Le discours laisse un sentiment étrange, de grand écart sinon de schizophrénie. On a envie de hurler quand le ministre de Chirac “récupère” des chantres de l’anticolonialisme comme Aimé Césaire, Mongo Béti ou Hampaté Bâ. Quand il se réfère à Abdouramane Waberi, qui dénonce la dictature djiboutienne soutenue par la France. En même temps, il est manifeste que le ministre a lu et apprécié ces auteurs. Alors, que fait-il de leur dénonciation du néocolonialisme français, incarné par Jacques Chirac depuis près de trois décennies ?

Comment en appeler au principe de « légitimité du pouvoir », fondée sur la « démocratie, la liberté et la dignité humaine » en soutenant les Eyadéma, Bongo, Sassou Nguesso, Déby, Biya, Guelleh, Ould Taya, Compaoré, Azali, Ben Ali, etc. - tous créatures de la Françafrique gaulliste ou néogaulliste ? Nous disons bien soutenir, c’est-à-dire aider à maintenir des dictatures prédatrices, et pas seulement faire avec les erreurs du passé. Quand il faut signifier un congé (à Patassé, par exemple), la France n’est pas démunie. Dans le cas d’Eyadéma, le scrutin présidentiel était l’occasion de se prononcer avec ou contre le peuple togolais. Le choix a été clair et net (peut-être plus élyséen que villepinien).

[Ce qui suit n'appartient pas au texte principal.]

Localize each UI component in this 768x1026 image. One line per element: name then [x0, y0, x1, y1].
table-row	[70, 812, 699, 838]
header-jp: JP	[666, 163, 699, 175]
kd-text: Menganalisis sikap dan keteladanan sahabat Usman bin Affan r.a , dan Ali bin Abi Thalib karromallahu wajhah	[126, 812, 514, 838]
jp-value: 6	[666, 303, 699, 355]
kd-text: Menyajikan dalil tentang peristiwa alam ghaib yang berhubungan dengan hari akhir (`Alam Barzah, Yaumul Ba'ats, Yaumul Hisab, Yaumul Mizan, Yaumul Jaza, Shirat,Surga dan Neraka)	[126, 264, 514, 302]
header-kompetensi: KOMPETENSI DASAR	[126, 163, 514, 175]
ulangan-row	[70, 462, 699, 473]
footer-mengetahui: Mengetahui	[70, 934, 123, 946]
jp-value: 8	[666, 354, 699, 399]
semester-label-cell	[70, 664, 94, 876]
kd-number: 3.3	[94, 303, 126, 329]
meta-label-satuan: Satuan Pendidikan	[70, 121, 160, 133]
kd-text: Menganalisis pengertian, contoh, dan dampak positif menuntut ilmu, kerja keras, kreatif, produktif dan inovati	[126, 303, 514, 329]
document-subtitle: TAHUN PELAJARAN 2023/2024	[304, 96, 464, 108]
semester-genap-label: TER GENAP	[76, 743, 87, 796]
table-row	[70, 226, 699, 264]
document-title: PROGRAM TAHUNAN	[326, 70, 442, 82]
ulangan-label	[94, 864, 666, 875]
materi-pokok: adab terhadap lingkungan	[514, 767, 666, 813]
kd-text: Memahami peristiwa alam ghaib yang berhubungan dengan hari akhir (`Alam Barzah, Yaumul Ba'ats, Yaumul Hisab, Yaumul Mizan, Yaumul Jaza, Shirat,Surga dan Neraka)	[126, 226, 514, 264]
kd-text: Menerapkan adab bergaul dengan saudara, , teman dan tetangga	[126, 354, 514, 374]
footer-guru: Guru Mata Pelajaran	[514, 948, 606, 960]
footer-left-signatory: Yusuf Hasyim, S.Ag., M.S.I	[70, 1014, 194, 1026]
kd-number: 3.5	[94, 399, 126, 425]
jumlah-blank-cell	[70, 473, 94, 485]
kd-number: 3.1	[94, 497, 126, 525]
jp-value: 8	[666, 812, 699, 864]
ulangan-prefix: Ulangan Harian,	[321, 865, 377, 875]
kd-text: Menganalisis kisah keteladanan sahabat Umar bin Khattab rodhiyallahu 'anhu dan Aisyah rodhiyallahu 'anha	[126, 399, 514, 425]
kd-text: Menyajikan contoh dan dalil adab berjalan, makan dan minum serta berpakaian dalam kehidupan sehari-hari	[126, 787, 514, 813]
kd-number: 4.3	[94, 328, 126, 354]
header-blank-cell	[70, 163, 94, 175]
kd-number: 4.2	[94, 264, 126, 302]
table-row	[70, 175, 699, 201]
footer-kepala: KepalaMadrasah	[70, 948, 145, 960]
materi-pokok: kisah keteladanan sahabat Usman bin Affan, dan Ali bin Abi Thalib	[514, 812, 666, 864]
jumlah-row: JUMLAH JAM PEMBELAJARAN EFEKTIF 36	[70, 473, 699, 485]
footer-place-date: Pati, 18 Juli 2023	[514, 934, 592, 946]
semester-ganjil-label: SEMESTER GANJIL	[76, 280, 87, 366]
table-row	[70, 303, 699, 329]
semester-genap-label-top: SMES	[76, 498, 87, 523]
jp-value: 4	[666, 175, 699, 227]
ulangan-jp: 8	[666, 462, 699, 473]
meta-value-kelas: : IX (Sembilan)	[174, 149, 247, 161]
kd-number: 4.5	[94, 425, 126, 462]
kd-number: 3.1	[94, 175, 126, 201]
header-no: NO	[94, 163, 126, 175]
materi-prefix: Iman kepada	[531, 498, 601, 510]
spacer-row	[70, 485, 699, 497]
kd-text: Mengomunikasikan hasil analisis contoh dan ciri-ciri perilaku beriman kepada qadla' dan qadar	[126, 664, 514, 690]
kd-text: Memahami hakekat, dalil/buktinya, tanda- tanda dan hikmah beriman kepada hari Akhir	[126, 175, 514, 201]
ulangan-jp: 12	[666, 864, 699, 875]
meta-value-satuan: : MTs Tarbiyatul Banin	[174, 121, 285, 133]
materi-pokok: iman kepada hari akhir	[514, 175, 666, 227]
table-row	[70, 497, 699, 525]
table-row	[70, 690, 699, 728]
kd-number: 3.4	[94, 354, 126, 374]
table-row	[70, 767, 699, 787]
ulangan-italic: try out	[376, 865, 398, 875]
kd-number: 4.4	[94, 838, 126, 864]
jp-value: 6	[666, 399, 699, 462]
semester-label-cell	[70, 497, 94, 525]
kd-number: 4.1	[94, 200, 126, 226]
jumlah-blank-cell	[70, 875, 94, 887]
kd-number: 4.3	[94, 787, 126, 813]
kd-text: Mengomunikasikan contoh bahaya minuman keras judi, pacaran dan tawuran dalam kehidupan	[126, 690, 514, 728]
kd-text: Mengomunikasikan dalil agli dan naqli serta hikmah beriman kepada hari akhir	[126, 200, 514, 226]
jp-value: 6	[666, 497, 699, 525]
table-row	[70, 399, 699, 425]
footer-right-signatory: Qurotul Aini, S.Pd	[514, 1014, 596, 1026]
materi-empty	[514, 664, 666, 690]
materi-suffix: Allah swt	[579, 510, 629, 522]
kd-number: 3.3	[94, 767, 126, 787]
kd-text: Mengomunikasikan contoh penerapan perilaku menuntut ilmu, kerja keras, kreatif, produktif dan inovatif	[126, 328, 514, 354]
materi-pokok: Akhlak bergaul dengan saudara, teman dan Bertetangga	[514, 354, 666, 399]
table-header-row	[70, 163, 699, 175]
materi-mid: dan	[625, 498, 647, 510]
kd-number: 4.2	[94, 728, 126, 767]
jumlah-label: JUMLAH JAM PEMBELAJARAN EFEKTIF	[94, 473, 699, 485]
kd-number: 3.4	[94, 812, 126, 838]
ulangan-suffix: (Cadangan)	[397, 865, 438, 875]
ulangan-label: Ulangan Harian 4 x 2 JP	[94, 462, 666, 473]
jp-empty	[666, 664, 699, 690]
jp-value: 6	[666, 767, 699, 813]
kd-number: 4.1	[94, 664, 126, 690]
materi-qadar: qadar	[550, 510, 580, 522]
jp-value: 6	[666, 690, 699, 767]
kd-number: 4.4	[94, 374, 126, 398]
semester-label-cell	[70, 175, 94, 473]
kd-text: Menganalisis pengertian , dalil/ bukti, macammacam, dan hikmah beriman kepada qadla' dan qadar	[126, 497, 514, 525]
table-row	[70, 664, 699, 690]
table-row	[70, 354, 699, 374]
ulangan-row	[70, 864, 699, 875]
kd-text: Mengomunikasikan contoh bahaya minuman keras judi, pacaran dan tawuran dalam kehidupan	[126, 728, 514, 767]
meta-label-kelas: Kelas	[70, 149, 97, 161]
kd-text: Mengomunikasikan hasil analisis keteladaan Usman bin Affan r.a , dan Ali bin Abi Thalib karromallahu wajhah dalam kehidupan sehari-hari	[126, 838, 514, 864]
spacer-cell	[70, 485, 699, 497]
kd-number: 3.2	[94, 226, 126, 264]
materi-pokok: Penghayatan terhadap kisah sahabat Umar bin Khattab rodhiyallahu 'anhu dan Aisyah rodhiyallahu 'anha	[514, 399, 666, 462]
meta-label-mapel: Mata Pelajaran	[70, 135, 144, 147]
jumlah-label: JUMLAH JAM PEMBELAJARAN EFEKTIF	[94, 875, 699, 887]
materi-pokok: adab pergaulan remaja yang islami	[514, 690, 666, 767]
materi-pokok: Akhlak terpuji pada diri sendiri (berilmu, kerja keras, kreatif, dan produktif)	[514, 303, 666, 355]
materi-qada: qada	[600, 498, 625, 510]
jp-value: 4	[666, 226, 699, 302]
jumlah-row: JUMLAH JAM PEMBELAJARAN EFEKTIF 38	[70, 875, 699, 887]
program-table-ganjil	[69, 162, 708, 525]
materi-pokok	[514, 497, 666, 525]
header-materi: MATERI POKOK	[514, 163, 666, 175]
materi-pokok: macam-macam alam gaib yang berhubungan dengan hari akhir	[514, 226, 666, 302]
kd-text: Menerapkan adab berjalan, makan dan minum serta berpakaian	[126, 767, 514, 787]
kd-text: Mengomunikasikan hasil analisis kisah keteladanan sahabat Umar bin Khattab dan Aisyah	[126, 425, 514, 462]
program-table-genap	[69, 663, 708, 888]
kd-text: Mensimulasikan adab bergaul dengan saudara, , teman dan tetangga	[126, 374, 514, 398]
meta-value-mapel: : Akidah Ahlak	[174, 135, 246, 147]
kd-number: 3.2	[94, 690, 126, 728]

Avec la prédation sans borne du pétrole, de la forêt, etc., comment oser parler des « Biens publics mondiaux » ? Comment croire que de Villepin croit un instant à son propos convenu sur le NEPAD (un décor de théâtre) ? Comment faire mine de se plaindre avec les Africains du fardeau de la dette, alors que la Françafrique chiraquienne a été la principale bénéficiaire des détournements qui ont démesurément alourdi ce fardeau ? Comment parler de l’intervention française en Ituri sans évoquer les effroyables responsabilités de la France dans la région, pendant et depuis le génocide au Rwanda ?

Il est impossible de tenir un discours crédible sur l’avenir des relations franco-africaines sans faire la lumière sur le passé. Il est indécent de parler d’amitié et de fidélité tant que l’on fraternise avec les tyrans.